Massive BOBs with bicycle tires, cupholders, and built-in suspension cart kids casually around the marketplace. Contraptions that can turn on a dime and withstand serious miles of intense adult exercise are purchased for hundreds (or even thousands) for simple strolls to the park.
The huge, garish hair bows of the ‘80s and ‘90s: Remember those things? Well look around at the most Pinterest-obsessed young mommies in your life, and of those who have baby girls, is there one who hasn’t at one point or another posted a handful of pics of that little love wearing a stretchy headband with a MASSIVE bow or flower front and center on the forehead?
You can pay $20, $30, even closer to $50 for a name-brand one, if you really want to. There’s just something about those big ole bows that has moms saying, “Yeah, we NEED one of those for every day of the week.”
Can you name pretty much everyone in your high school class who has gotten married and/or had a baby? Thanks (or not?) social media, for that one. And yet, with more and more huge design-your-own-stationary companies and apps online, many life events are still shared with a wide circle of friends and acquaintances via the old-school paper announcement.
The newborn baby cradled awkwardly in crisscrossed hands while sleeping? That’s a must.
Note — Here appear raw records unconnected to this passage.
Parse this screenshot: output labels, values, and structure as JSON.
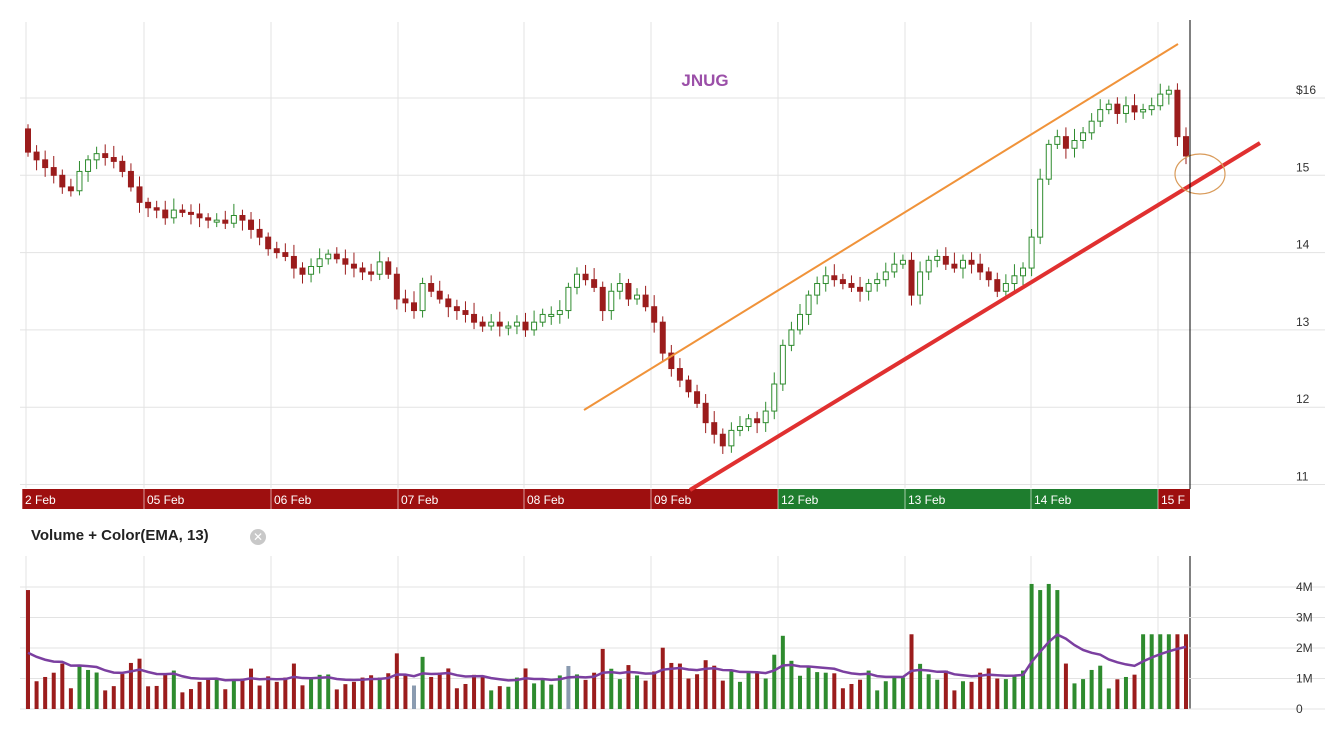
{
  "chart_data": [
    {
      "type": "candlestick",
      "title": "JNUG",
      "ylim": [
        10.9,
        17
      ],
      "y_ticks": [
        "$16",
        "15",
        "14",
        "13",
        "12",
        "11"
      ],
      "y_tick_values": [
        16,
        15,
        14,
        13,
        12,
        11
      ],
      "grid": true,
      "days": [
        {
          "label": "2 Feb",
          "session": "down"
        },
        {
          "label": "05 Feb",
          "session": "down"
        },
        {
          "label": "06 Feb",
          "session": "down"
        },
        {
          "label": "07 Feb",
          "session": "down"
        },
        {
          "label": "08 Feb",
          "session": "down"
        },
        {
          "label": "09 Feb",
          "session": "down"
        },
        {
          "label": "12 Feb",
          "session": "up"
        },
        {
          "label": "13 Feb",
          "session": "up"
        },
        {
          "label": "14 Feb",
          "session": "up"
        },
        {
          "label": "15 F",
          "session": "down"
        }
      ],
      "close": [
        15.3,
        15.2,
        15.1,
        15.0,
        14.85,
        14.8,
        15.05,
        15.2,
        15.28,
        15.23,
        15.18,
        15.05,
        14.85,
        14.65,
        14.58,
        14.55,
        14.45,
        14.55,
        14.52,
        14.5,
        14.45,
        14.42,
        14.42,
        14.38,
        14.48,
        14.42,
        14.3,
        14.2,
        14.05,
        14.0,
        13.95,
        13.8,
        13.72,
        13.82,
        13.92,
        13.98,
        13.92,
        13.85,
        13.8,
        13.75,
        13.72,
        13.88,
        13.72,
        13.4,
        13.35,
        13.25,
        13.6,
        13.5,
        13.4,
        13.3,
        13.25,
        13.2,
        13.1,
        13.05,
        13.1,
        13.05,
        13.05,
        13.1,
        13.0,
        13.1,
        13.2,
        13.2,
        13.25,
        13.55,
        13.72,
        13.65,
        13.55,
        13.25,
        13.5,
        13.6,
        13.4,
        13.45,
        13.3,
        13.1,
        12.7,
        12.5,
        12.35,
        12.2,
        12.05,
        11.8,
        11.65,
        11.5,
        11.7,
        11.75,
        11.85,
        11.8,
        11.95,
        12.3,
        12.8,
        13.0,
        13.2,
        13.45,
        13.6,
        13.7,
        13.65,
        13.6,
        13.55,
        13.5,
        13.6,
        13.65,
        13.75,
        13.85,
        13.9,
        13.45,
        13.75,
        13.9,
        13.95,
        13.85,
        13.8,
        13.9,
        13.85,
        13.75,
        13.65,
        13.5,
        13.6,
        13.7,
        13.8,
        14.2,
        14.95,
        15.4,
        15.5,
        15.35,
        15.45,
        15.55,
        15.7,
        15.85,
        15.92,
        15.8,
        15.9,
        15.82,
        15.85,
        15.9,
        16.05,
        16.1,
        15.5,
        15.25
      ],
      "ema_note": "Price candles colored green (up) / dark red (down)"
    },
    {
      "type": "bar",
      "title": "Volume + Color(EMA, 13)",
      "y_ticks": [
        "4M",
        "3M",
        "2M",
        "1M",
        "0"
      ],
      "y_tick_values": [
        4,
        3,
        2,
        1,
        0
      ],
      "unit": "millions",
      "grid": true,
      "colors": {
        "up": "#2e8b2e",
        "down": "#9b1c1c",
        "neutral": "#8a9bb0",
        "ema": "#7b3fa0"
      }
    }
  ],
  "annotations": {
    "upper_channel_color": "#f0933a",
    "lower_channel_color": "#e03030",
    "ellipse_color": "#d99b5a",
    "cursor_line_color": "#000000"
  },
  "colors": {
    "down_band": "#9e0f0f",
    "up_band": "#1e7d2e",
    "grid": "#e3e3e3",
    "up_candle": "#2e8b2e",
    "down_candle": "#9b1c1c"
  },
  "close_icon": "close-circle-icon"
}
Wrapped up in a fuzzy blanket or sack and snoozing rump-up in a basket or wheelbarrow? Even better. And don’t forget to include the exact measurements at birth and the hour and minute at which the baby was born. That’s important.
HAD to have the matching cutesy quilt for the first baby’s nursery set. I mean, the pictures on the product’s site included the window treatments, the wall hangings, the sheet set, the diaper storage bag, and the changing pad cover, and I wasn’t about to drop the ball by not registering for the matching blanket, as well. Then, you’ve gotta hang it perfectly over the edge of the crib, and take pictures of it in the flatteringly soft morning light. And then post those pictures online. Duh!
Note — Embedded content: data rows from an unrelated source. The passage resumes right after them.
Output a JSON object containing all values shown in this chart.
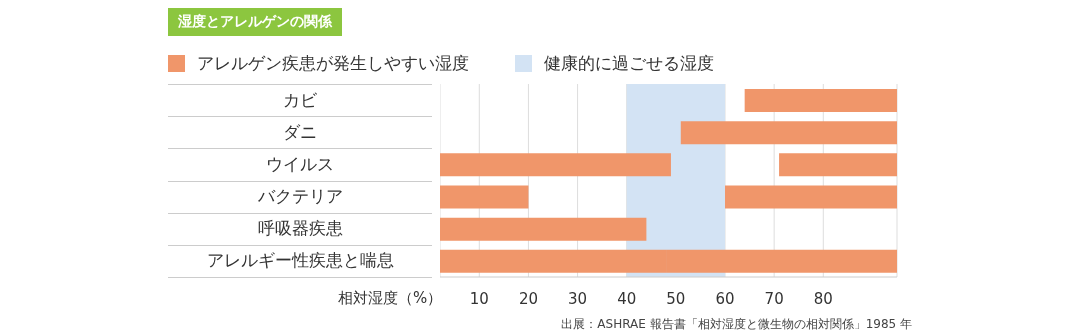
{
  "chart_data": {
    "type": "bar",
    "orientation": "horizontal",
    "title": "湿度とアレルゲンの関係",
    "xlabel": "相対湿度（%）",
    "categories": [
      "カビ",
      "ダニ",
      "ウイルス",
      "バクテリア",
      "呼吸器疾患",
      "アレルギー性疾患と喘息"
    ],
    "series": [
      {
        "name": "アレルゲン疾患が発生しやすい湿度",
        "color": "#f0966a",
        "base": [
          null,
          null,
          2,
          2,
          2,
          2
        ],
        "values": [
          null,
          null,
          47,
          18,
          42,
          46
        ]
      },
      {
        "color": "#f0966a",
        "base": [
          64,
          51,
          71,
          60,
          null,
          48
        ],
        "values": [
          31,
          44,
          24,
          35,
          null,
          47
        ]
      }
    ],
    "bands": [
      {
        "axis": "x",
        "from": 40,
        "to": 60,
        "label": "健康的に過ごせる湿度",
        "color": "#d3e3f4"
      }
    ],
    "xlim": [
      2,
      95
    ],
    "xticks": [
      10,
      20,
      30,
      40,
      50,
      60,
      70,
      80
    ],
    "grid": "x",
    "legend": "top left",
    "annotations": [
      "出展：ASHRAE 報告書「相対湿度と微生物の相対関係」1985 年"
    ]
  }
}
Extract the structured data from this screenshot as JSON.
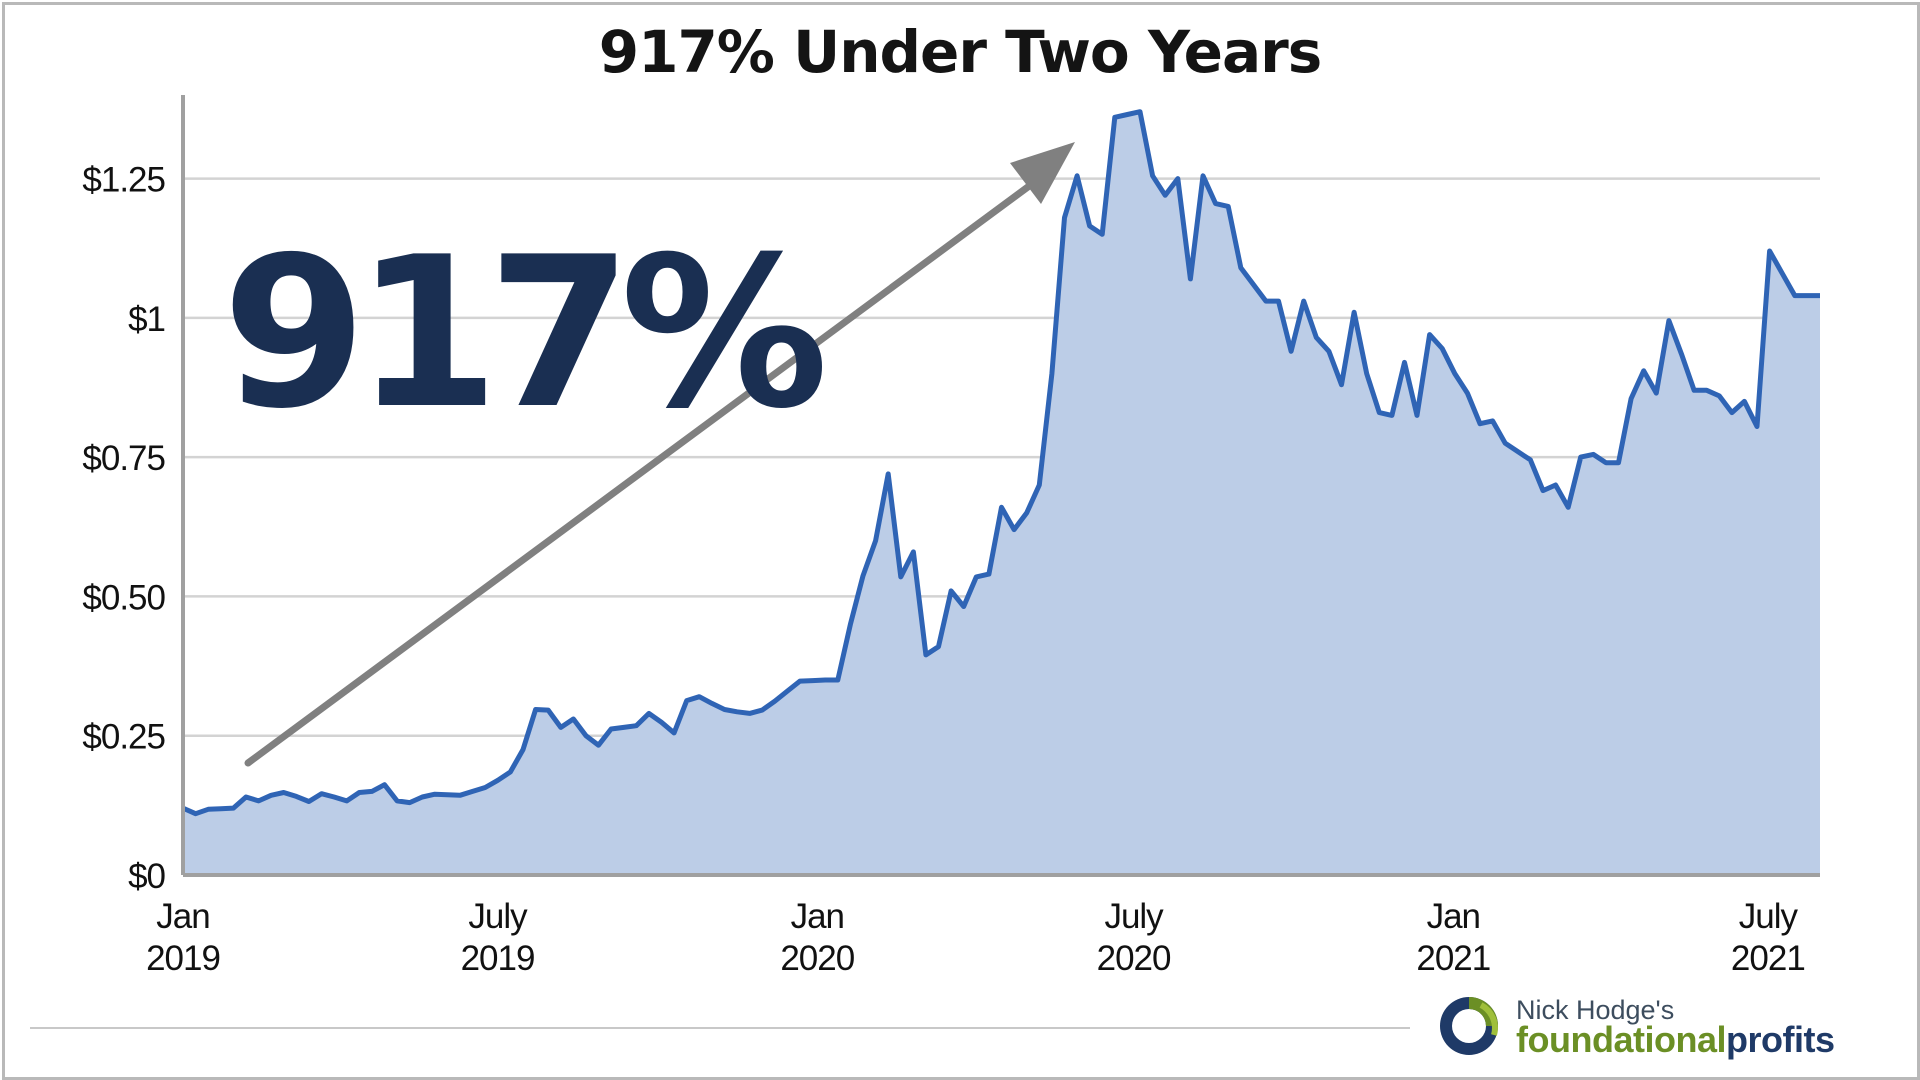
{
  "chart_data": {
    "type": "area",
    "title": "917% Under Two Years",
    "callout": "917%",
    "xlabel": "",
    "ylabel": "",
    "ylim": [
      0,
      1.4
    ],
    "yticks": [
      {
        "value": 0,
        "label": "$0"
      },
      {
        "value": 0.25,
        "label": "$0.25"
      },
      {
        "value": 0.5,
        "label": "$0.50"
      },
      {
        "value": 0.75,
        "label": "$0.75"
      },
      {
        "value": 1.0,
        "label": "$1"
      },
      {
        "value": 1.25,
        "label": "$1.25"
      }
    ],
    "xticks": [
      {
        "date": "2019-01",
        "line1": "Jan",
        "line2": "2019"
      },
      {
        "date": "2019-07",
        "line1": "July",
        "line2": "2019"
      },
      {
        "date": "2020-01",
        "line1": "Jan",
        "line2": "2020"
      },
      {
        "date": "2020-07",
        "line1": "July",
        "line2": "2020"
      },
      {
        "date": "2021-01",
        "line1": "Jan",
        "line2": "2021"
      },
      {
        "date": "2021-07",
        "line1": "July",
        "line2": "2021"
      }
    ],
    "grid": true,
    "colors": {
      "line": "#2f64b5",
      "fill": "#bccde7",
      "grid": "#d3d3d3",
      "arrow": "#808080",
      "callout": "#1a2f52"
    },
    "series": [
      {
        "values": [
          0.12,
          0.11,
          0.118,
          0.119,
          0.12,
          0.14,
          0.133,
          0.143,
          0.148,
          0.141,
          0.132,
          0.146,
          0.14,
          0.133,
          0.148,
          0.15,
          0.162,
          0.133,
          0.13,
          0.14,
          0.145,
          0.144,
          0.143,
          0.15,
          0.157,
          0.17,
          0.185,
          0.225,
          0.297,
          0.296,
          0.265,
          0.28,
          0.25,
          0.233,
          0.262,
          0.265,
          0.268,
          0.29,
          0.274,
          0.255,
          0.313,
          0.32,
          0.308,
          0.297,
          0.293,
          0.29,
          0.296,
          0.312,
          0.33,
          0.348,
          0.349,
          0.35,
          0.35,
          0.45,
          0.537,
          0.6,
          0.72,
          0.535,
          0.58,
          0.395,
          0.41,
          0.51,
          0.482,
          0.535,
          0.54,
          0.66,
          0.62,
          0.65,
          0.7,
          0.9,
          1.18,
          1.255,
          1.165,
          1.15,
          1.36,
          1.365,
          1.37,
          1.255,
          1.22,
          1.25,
          1.07,
          1.255,
          1.205,
          1.2,
          1.09,
          1.06,
          1.03,
          1.03,
          0.94,
          1.03,
          0.965,
          0.94,
          0.88,
          1.01,
          0.9,
          0.83,
          0.825,
          0.92,
          0.825,
          0.97,
          0.945,
          0.9,
          0.865,
          0.81,
          0.815,
          0.775,
          0.76,
          0.745,
          0.69,
          0.7,
          0.66,
          0.75,
          0.755,
          0.74,
          0.74,
          0.855,
          0.905,
          0.865,
          0.995,
          0.935,
          0.87,
          0.87,
          0.86,
          0.83,
          0.85,
          0.805,
          1.12,
          1.08,
          1.04,
          1.04,
          1.04
        ],
        "x_start": "2019-01-01",
        "x_end": "2021-07-31"
      }
    ]
  },
  "brand": {
    "author": "Nick Hodge's",
    "name_part1": "foundational",
    "name_part2": "profits"
  }
}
Yeah, sure things like loose blankets aren’t safe for use until the baby is much older (so says Mayo Clinic and many other reputable sources), but still…
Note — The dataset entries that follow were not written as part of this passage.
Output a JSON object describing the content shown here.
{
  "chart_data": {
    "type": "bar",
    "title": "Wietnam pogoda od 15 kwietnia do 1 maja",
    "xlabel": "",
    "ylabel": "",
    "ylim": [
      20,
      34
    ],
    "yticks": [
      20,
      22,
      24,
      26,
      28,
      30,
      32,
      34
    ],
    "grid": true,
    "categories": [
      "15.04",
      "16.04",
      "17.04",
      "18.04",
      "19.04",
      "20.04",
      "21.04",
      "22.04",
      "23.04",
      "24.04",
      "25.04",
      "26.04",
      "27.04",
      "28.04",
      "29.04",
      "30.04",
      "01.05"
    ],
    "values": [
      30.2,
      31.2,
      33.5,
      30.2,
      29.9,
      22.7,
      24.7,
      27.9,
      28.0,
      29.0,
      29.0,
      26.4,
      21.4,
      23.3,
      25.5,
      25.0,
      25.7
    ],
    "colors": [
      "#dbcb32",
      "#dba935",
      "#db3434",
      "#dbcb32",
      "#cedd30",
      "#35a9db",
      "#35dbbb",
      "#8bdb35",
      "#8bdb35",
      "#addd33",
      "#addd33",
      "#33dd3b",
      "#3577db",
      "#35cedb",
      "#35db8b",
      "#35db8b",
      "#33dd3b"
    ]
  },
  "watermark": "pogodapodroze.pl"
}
You know what? If you’re gonna waste your hard-earned mom money on just one thing in this silly little list, maybe it should be this: an entire library of sweet little board books for your baby’s nursery. Sure, you could easily borrow an entire new shelf full every week — for FREE — from your local library, but believe me, I understand that things like due dates and sticky covers aren’t nearly as nice as having pristine copies of the classics for your baby to flip through over and over and over again. And reading together truly is very important, even from the youngest age, so perhaps this is one splurge that’s sort of worth it. Plus, they might get chewed on.